Products that offer secure boot ensure that no one has tampered with the software code between manufacturing and deployment. In the highly unlikely event that someone is actually able to do so, the device will simply not start up.
“This way, end users can be sure that no matter the manufacturing process or the distributor, when the integrator puts a product on their site, nothing’s been tampered with, code-wise,” Dorris says. “In addition to protecting devices along the supply chain, this also helps mitigate potential insider threat once the device has been installed.”
Testing & Re-testing
The cyber threat landscape is constantly evolving; and while most companies try to stay up-to-date on vulnerabilities and other factors, hackers are constantly working to stay one step ahead. To address this, many manufacturers employ penetration testing, whether conducted in-house or by a third-party provider.

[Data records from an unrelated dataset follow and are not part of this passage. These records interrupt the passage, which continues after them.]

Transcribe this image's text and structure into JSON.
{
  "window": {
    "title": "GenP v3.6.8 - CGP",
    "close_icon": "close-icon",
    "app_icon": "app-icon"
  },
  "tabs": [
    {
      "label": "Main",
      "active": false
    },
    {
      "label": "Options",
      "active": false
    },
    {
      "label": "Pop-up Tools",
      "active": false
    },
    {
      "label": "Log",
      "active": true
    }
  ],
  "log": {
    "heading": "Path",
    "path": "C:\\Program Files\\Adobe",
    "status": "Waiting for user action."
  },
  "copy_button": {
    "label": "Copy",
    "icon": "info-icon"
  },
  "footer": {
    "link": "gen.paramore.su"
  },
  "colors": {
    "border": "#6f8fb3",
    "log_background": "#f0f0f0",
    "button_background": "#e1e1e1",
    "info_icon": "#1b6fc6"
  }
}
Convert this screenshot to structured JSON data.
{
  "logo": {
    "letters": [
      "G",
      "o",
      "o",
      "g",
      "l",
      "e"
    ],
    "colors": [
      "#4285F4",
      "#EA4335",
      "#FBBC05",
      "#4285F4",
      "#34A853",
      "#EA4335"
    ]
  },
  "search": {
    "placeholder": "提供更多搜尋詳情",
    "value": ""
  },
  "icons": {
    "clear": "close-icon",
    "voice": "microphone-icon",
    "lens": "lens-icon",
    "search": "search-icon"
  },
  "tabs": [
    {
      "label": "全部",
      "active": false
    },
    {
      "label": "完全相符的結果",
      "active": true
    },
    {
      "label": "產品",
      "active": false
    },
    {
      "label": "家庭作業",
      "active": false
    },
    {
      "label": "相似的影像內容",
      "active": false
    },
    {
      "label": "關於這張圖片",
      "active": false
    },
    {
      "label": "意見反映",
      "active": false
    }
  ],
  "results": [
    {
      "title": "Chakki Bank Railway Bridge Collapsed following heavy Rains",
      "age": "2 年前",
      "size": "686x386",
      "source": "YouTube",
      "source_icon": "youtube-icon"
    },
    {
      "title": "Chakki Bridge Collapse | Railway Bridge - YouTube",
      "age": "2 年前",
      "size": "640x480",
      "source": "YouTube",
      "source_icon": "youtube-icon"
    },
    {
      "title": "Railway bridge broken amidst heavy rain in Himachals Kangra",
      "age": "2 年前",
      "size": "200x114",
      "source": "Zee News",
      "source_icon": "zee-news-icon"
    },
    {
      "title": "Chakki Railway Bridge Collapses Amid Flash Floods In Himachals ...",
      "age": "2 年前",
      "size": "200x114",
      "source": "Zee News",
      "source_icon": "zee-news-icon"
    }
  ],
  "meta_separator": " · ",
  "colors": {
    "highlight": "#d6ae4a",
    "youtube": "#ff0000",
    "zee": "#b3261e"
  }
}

“We work with a dozen third-party security service companies to provide more robust and secure products,” says Tim Shen, director of marketing, Dahua Technology USA, Irvine, Calif. “Through our collaboration with these companies, system scans, protocol fuzz testing, penetration testing, and threat modelling are used to help discover and close vulnerabilities.”
Instead of ignoring so-called “ethical hackers,” FLIR embraces and works closely with these types, who try to find any bugs, leaks or vulnerabilities in the company’s products.
“We’re working with a few of these people to ensure that if there’s any way to get in, if there are any vulnerabilities in terms of cyber security, or if there are any patches that need to be made before general availability, we can take care of those in the R&D and beta phase,” Wallberg says.
MOBOTIX is another manufacturer who has gone this route to stay ahead of potential threats.
“We cooperate with other third-party white hat hacker companies that are skilled at cyber attacks,” says Thomas Dieregsweiler, head of product management, MOBOTIX, Langmeil, Germany. “If they find any areas of vulnerability, they forward any potential security leakage to MOBOTIX in order to stay proactive and ahead of large threats.”
Hanwha brings in third-party testers early in the product launch process in an effort to deliver the most secure products possible. “They look at our products and our code to identify vulnerabilities and look for issues,” Saks says. “When we release a product, there’s time to mitigate any issues so it will be a secure product when it hits the market.”
End User & Integrator Resources
Regardless of how stringent the cyber security features of a product may be, it’s still important for not only integrators but also end users to take an active role in the process.
“End users also play a critical role in cyber security by adopting strong network security protocols with appropriate security configurations and adhering to best practices like strong passwords and installing all necessary software updates in a timely manner,” says Jeremy Kimbler, video global product management director, Honeywell Commercial Security, Melville, N.Y.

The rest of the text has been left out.